Hubungan antara risiko dengan risiko deteksi terencana serta
dengan bukti audit yang direncanakan adalah sebagai berikut : risiko inheren
saling berlawanan dengan risiko deteksi terencana serta memiliki hubungan yang
searah dengan bukti audit.
Selain semakin meningkatnya bukti audit yang diperlukan
untuk suatu tingkat risiko inheren yang lebih tinggi dalam suatu area audit
tertentu, merupakan hal yang umum dilakukan pula untuk menugaskan staf yang
telah memiliki lebih banyak pengalaman untuk melakukan audit pada area tersebut
serta melakukan riview yang lebih mendalam pada kertas kerja yang telah selesai
dibuat. Sebagai contoh : jika risiko inheren atas keusangan persediaan sanagt
tinggi, maka sangatlah masuk akal bila
kantor akuntan publik memilih staf yang berpengalaman untuk melakukan sejumlah
tes yang lebih mendalam atas keusangan persediaan ini dan melakukan review yang
lebih cermat atas hasil-hasil yang diperoleh dari audit ini.
C.
Resiko pengendalian
Resiko pengendalian (control risk) merupakan ukuran yang
digunakan oleh auditor untuk menilai adanya kemungkina bahwa terdapat sejumlah
salah saji material yang melebihi nilai salah saji yang masi dapat ditoleransi
atas segmen tertentu akan tidak terhadang atau tidak terdeteksi oleh
pengendalian intern yang dimiliki klien.
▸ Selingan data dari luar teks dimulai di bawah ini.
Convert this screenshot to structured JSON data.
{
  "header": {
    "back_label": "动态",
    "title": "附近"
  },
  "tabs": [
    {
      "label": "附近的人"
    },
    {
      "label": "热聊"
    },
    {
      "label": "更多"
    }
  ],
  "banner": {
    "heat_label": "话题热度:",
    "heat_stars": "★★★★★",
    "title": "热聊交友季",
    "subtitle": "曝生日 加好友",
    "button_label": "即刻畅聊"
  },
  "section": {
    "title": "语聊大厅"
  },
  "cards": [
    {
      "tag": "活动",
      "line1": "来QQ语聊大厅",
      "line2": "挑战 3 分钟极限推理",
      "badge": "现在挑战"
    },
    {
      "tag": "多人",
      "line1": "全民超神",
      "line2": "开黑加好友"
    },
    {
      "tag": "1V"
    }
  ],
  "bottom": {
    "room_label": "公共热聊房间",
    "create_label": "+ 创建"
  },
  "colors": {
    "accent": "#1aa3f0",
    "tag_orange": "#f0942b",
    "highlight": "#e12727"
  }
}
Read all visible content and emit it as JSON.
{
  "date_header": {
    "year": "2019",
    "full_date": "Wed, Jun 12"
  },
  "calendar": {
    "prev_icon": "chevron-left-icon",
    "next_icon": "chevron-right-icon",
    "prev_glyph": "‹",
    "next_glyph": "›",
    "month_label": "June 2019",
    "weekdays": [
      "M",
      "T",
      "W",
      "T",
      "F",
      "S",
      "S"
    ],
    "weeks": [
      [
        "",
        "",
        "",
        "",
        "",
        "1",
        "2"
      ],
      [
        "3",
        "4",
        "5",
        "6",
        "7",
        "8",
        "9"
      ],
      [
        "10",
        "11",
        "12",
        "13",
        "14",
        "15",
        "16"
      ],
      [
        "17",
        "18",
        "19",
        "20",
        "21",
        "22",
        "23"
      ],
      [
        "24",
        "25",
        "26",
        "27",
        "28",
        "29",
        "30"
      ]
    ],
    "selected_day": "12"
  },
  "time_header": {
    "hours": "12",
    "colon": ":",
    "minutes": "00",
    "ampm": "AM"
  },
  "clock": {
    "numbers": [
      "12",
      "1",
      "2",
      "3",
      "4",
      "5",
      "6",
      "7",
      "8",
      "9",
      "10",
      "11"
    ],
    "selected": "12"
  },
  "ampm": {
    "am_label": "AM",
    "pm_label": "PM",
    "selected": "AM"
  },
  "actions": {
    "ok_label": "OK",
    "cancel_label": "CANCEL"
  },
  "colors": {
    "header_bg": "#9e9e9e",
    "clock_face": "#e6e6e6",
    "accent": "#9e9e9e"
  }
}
Resiko pengendalian ini memperhatikan
2 hal berikut:
1.
penilaian tentang apakah pengendalian intern yang dimiliki klien efektif untuk
mencegah atau mendeteksi terjadinya salah saji.
2.
kehendak auditor membuat penilaian tersebut senantiasa berada di bawah nilai
maksimum (100 persen) sebagai bagian dari rencana audit yang dibuatnya.
Model resiko audit menunjukan hubungan yang erat antara
resiko inheren dan resiko pengendalian.
Sama dengan yang terjadi pada resiko inheren, hubungan
antara resiko pengendalian dan resiko deteksi terencana adalah saling berlawanan,
sementara hubungan antara resiko pengendalian dan bukti substantif merupakan
hubungan yang searah. Sebagai contoh, jika auditor menyimpulkan bahwa
pengendalian intern bersifat efektif, maka nilai resiko deteksi terencana dapat
meningkat sehingga jumlah bukti audit yang direncanakan akan dikumpulkan akan
turun. Auditor dapat meningkatkan resiko deteksi terencana pada saat
pengendalian intern bersifat efektif karena pengendalian intern yang efektif
akan mengurangi kemungkinan hadirnya salah saji dalam laporan keuangan.
Sebelum auditor dapat
menetapkan nilai resiko pengendalian kurang dari 100 persen, auditor harus
memahami pengendalian intern yang ada, dan berdasarkan pemahaman itu, auditor
melakukan evaluasi tentang bagaimana seharusnya fungsi pengendalian intern
tersebut, serta melakukan uji atas efektifitas pengendalian intern tersebut.
Hal pertama dari semua ini adalah keharusan untuk memahami semua jenis audit.
Dua hal terakhir adalah langkah-langkah penilaian resiko pengendalian yang
diperlukan jika auditor memilih untuk memberikan nilai atas resiko pengendalian
supaya berada di bawah nilai maksimum.
D.
Resiko akseptibilitas audit
Resiko akseptibilitas audit (acceptable audit risk)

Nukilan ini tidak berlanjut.